ORLANDO, FL — Produce exports are critically important to Mexico, according to José Calzada, the country’s secretary of agriculture.

Calzada heads SAGARPA, which is the national secretariat for agriculture, ranching, rural development, fish and nutrition. In 2015, Mexico had $26.6 billion in agricultural exports. Of that, $22.9 billion were sales to the U.S. market.  

Calzada is working to build export sales not only to the United States but also to many other customers around the world.

On Oct. 15, at the PMA Fresh Summit, Calzada sat with The Produce News to discuss the development of this program.

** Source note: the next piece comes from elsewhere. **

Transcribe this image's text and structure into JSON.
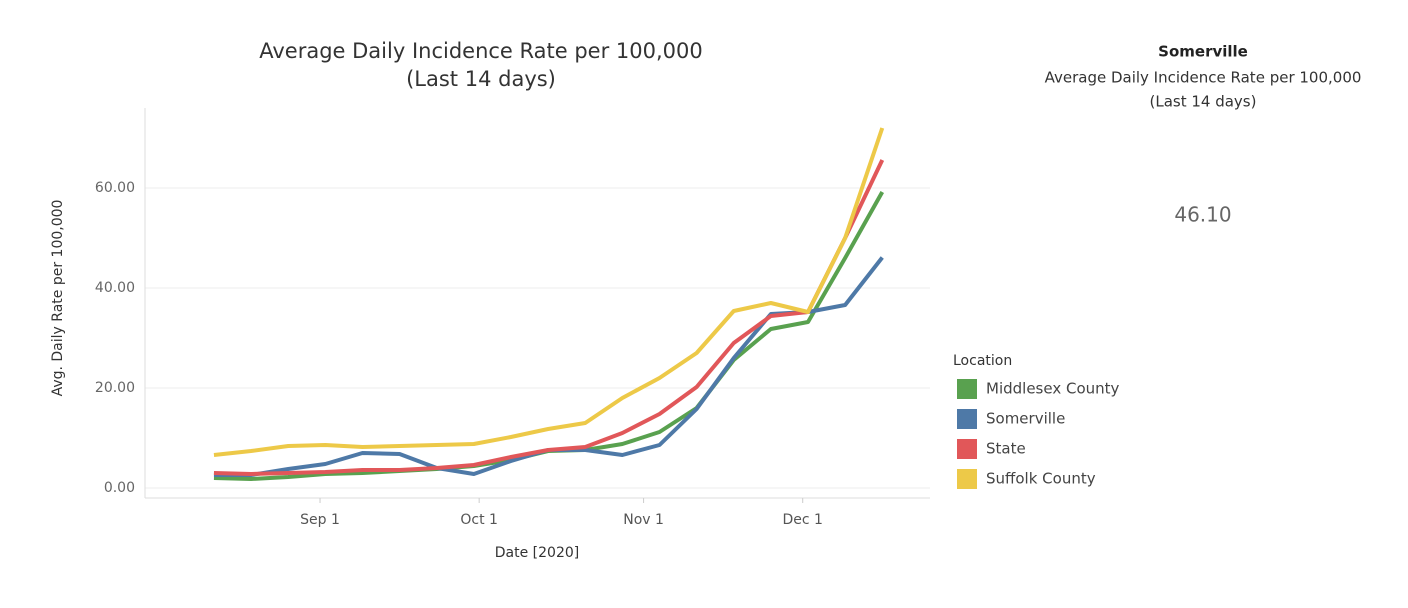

Jose-Calzada-PMAJosé Calzada, Mexico’s secretary of agriculture, in SAGARPA’s booth at the PMA Fresh Summit.“I always tell the Mexicans that we have to move from volume to value,” he said. “We used to be concerned with traditional crops, but we are moving to more innovative, technologically advanced producing systems.”

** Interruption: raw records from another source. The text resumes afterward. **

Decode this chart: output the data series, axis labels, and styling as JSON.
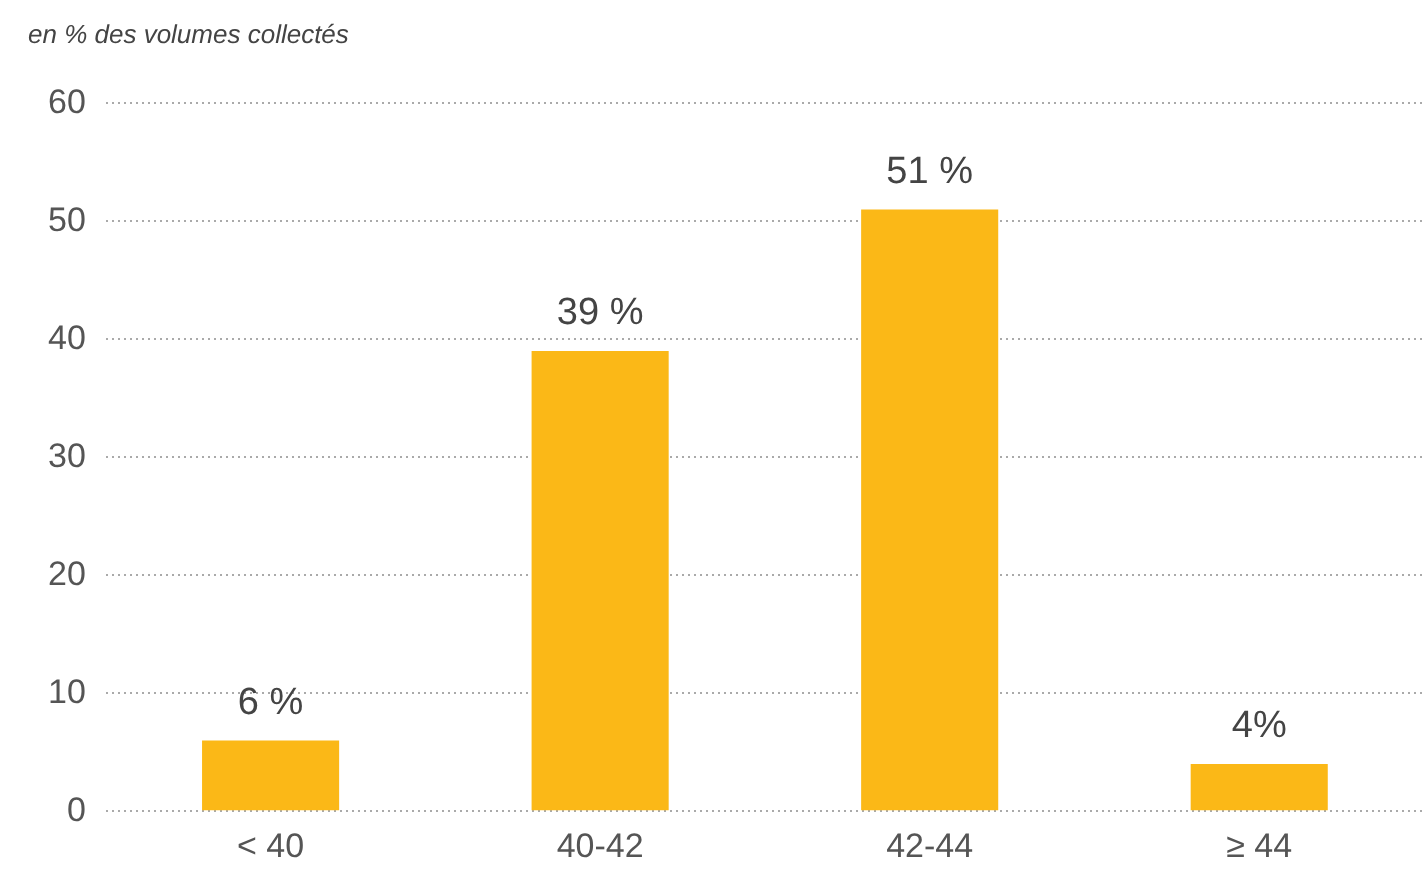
{
  "chart_data": {
    "type": "bar",
    "ylabel": "en % des volumes collectés",
    "categories": [
      "< 40",
      "40-42",
      "42-44",
      "≥ 44"
    ],
    "values": [
      6,
      39,
      51,
      4
    ],
    "color": "#fbb817",
    "value_labels": [
      "6 %",
      "39 %",
      "51 %",
      "4%"
    ],
    "ylim": [
      0,
      60
    ],
    "yticks": [
      0,
      10,
      20,
      30,
      40,
      50,
      60
    ],
    "grid": "y"
  }
}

The exports of fruits and vegetables has advanced a great deal “because we have good producers” who use innovation and technology. “We have got to stay on that path.”

Calzada is a strong supporter of the Trans Pacific Partnership, or TPP, which he describes as “a better NAFTA” because it involves more nations and more producers. Forty percent of the world’s gross domestic product is represented in the TPP discussions, he noted.

Calzada said Mexico and the United States “have a relationship that is very good,” noting that he works closely with USDA Secretary Tom Vilsack. Two current matters under way are to admit shipments of avocados from the Mexican state of Jalisco and a deal with swine trade.

In early November, Calzada will lead a weeklong trade tour to Argentina and Chile “to look for what we can sell. We want an exchange of information.”

In mid-May, Calzada and Raúl Urteaga, SAGARPA’s general coordinator for international affairs, led 46 Mexican food exporters on a trade tour to the Arabic Peninsula. This involved meetings in Saudi Arabia, the United Arab Emirates Kuwait and Qatar. Among the Mexican products to catch a boost in export business from this trip were avocados, beef and honey, Calzada said.

Mexican food exports to Canada and China are established and “also, we have new markets in Europe, especially for fruits,” he said.

In 2014, Mexico exported agricultural products worth $2.5 million to the new Chinese market. That figure is expected to reach $100 million in five years, he said. Japan and South Korea are other key and growing export markets.

SAGARPA is hosting a major food export fair in Mexico City Dec. 8-10, 2016.